Pick the least likely place to start life over, and that’s where a Jill McCorkle story begins. She has always had an eye for those moments when to go forward means to take a leap into the unknown, and in books like Ferris Beach, Creatures of Habit and Carolina Moon, she’s proved that the darker the fun and more outrageous the circumstances, the better.
McCorkle’s unknown, though, is never a lonely place. Whenever her characters run away from home, wake up from a long-cherished illusion or finally turn to face themselves, they invariably find themselves in good company.
And since nothing says fresh start and a healthy support system like a bunch of bickering 80-year-olds still working out the kinks in their lives, McCorkle sets her first novel in 17 years at the Pine Haven Continuing Care retirement community in small-town Fulton, NC.
Life After Life (Algonquin Books, $24.95) unfolds over a brief, 24-hour period, during which each character comes forward to introduce themselves: Joanna, a hospice worker dedicated to recording the last days and hours of the dying. Sadie, a former grade-school teacher who believes everyone is eight years old at heart. The irascible Stanley, a retired lawyer feigning dementia —and a pro wrestler’s persona — to keep his middle-aged son at arm’s length. And Rachel, a widow who has reluctantly come South to be nearer the man she secretly loved for 40 years.
Their memories, conversations, squabbles and confessions prove that life is anything but over at Pine Haven. The golden years of these oldsters brim with loose ends, struggles to make peace with adult children, nostalgia, regrets over marriages and broken promises and hearts.
Not everyone we meet at Pine Haven lives there. It’s a welcome escape for C.J., a pierced, tattooed single mom and beautician, from her nasty reputation in town. Twelve-year-old Amanda makes it her home away from the bitter fights between her parents, Ben, a would-be lawyer turned amateur magician, and his dissatisfied, cheating wife Kendra.
A missing dog, several secret love affairs and a dramatic series of disappearances and revelations — real and metaphorical — tie the characters together in unexpected ways.
Joanna, the principal voice of Life After Life, is a woman whose string of bad marriages brought her to attempted suicide. In Luke, a gay man dying of AIDS, she found her spiritual mentor and a new purpose: to preserve life after life. “Seek out … the lost and forgotten,” he urged. “Keep us close. Keep us alive. Don’t ever let us disappear.”
Since then, Joanna sits at the bedsides of the dying, keeping her promise in the notebook entries found at the end of each chapter: “She writes what she knows: their names and birthplaces and favorite things,” and asks: “What is your first memory? Your favorite time of day or holiday or teacher or article of clothing? How would you describe your marriage? Was there something you learned in your life that surprised you?”

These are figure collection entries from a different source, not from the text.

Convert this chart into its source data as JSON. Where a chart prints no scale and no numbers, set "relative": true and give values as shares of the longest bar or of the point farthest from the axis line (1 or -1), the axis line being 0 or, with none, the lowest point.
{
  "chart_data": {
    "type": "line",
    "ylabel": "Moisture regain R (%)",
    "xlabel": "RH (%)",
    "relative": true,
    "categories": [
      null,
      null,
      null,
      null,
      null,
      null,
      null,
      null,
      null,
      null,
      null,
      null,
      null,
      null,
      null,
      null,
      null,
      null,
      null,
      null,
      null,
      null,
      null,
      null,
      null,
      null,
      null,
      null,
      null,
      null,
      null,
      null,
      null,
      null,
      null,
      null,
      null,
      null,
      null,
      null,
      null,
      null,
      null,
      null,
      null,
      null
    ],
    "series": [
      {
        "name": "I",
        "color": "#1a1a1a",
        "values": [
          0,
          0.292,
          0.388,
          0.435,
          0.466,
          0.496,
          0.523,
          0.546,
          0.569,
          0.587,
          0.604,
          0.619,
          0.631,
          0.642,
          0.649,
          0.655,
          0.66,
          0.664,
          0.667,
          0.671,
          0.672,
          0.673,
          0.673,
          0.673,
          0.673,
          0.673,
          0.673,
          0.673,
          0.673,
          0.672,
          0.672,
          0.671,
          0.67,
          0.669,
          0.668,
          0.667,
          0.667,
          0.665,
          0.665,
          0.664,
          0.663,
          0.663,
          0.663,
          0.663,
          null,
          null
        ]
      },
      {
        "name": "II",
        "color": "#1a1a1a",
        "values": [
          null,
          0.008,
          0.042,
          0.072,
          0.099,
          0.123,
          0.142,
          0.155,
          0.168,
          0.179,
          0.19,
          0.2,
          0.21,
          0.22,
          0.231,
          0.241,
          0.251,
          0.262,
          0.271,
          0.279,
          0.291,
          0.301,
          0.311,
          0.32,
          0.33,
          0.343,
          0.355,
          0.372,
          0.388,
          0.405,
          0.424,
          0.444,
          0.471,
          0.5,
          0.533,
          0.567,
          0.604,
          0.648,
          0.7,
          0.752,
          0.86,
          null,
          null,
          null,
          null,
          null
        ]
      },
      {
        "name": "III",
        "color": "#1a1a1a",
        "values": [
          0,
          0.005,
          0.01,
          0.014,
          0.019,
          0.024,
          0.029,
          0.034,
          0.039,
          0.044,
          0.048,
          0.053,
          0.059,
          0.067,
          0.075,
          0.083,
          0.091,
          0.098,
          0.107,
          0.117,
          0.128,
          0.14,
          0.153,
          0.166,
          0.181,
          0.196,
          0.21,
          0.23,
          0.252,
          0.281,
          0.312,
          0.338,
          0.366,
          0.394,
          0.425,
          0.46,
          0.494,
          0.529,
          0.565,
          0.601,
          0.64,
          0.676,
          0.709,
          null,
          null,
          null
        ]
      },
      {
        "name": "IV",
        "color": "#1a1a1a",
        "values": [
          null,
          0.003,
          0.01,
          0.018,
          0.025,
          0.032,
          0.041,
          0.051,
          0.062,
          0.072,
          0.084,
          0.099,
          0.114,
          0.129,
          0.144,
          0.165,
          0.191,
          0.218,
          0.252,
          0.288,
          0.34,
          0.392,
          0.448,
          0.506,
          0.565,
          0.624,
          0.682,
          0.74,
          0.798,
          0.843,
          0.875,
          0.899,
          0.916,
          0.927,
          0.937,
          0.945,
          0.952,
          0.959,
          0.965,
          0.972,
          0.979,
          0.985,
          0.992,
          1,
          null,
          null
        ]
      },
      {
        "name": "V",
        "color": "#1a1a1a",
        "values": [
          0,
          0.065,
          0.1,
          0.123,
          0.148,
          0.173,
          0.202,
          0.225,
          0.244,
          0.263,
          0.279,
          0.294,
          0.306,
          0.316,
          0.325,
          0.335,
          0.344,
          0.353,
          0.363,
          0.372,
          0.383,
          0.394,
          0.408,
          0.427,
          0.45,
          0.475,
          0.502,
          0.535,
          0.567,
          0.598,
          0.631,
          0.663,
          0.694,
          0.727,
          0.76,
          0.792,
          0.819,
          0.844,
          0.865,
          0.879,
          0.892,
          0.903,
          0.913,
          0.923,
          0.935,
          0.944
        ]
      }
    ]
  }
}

The resulting notes on each person she ushers out — “he loved the ocean and fishing and hot dogs” — document their final days. Like a set of nesting dolls, Joanna’s book and other records are smaller versions of the larger novel.
C.J., too, keeps a journal she calls “Pandora’s Box” — a secret accounting that could potentially ruin others as they have ruined her. Marge, wife of the late Judge Walker, keeps a “murder and crime scrapbook.” Sadie creates collages, inserting pictures of the residents into scenes that approximate the exotic travels they never took and that dream job they always wanted.
But illusions can’t paper over every heartache, secrets can be deadly, and some people never learn how to ask for help.
“Those are the ones who will need you the most,” Luke tells Joanna. “Always they are waiting for something: a face, a word, an apology, permission, a touch.” He encourages her to be “a rope passer” rather than stand by and wait to be rescued.
McCorkle says the inspiration for the book originated with the deaths of her grandmother and father, and the
aftermath of loss: “I dreamed of my dad for a whole year after he died,” she writes in an author note. “And in the dream he would often say to me, I’m not dead.”
She deftly orchestrates these interlocking layers of consciousness throughout the book, combining straightforward narrative, Joanna’s observations, and lyrical, impressionistic glimpses of the last moments of the dying:
“The light on the lake skips and shimmers like glass he can walk over, slick cool shiny glass, and his body tingles and moves without him, slick and cool and there is barking and singing and lapping, lapping, lapping, waves on the beach…”
Leave it to McCorkle to plumb the ultimate new beginning in this down-home, Southern-style Book of the Dead. Illuminating, reassuring, and enlarging our understanding of the crossing from this world to the next, her novel sings with the mystical, the magical and the fragility of this thing called life.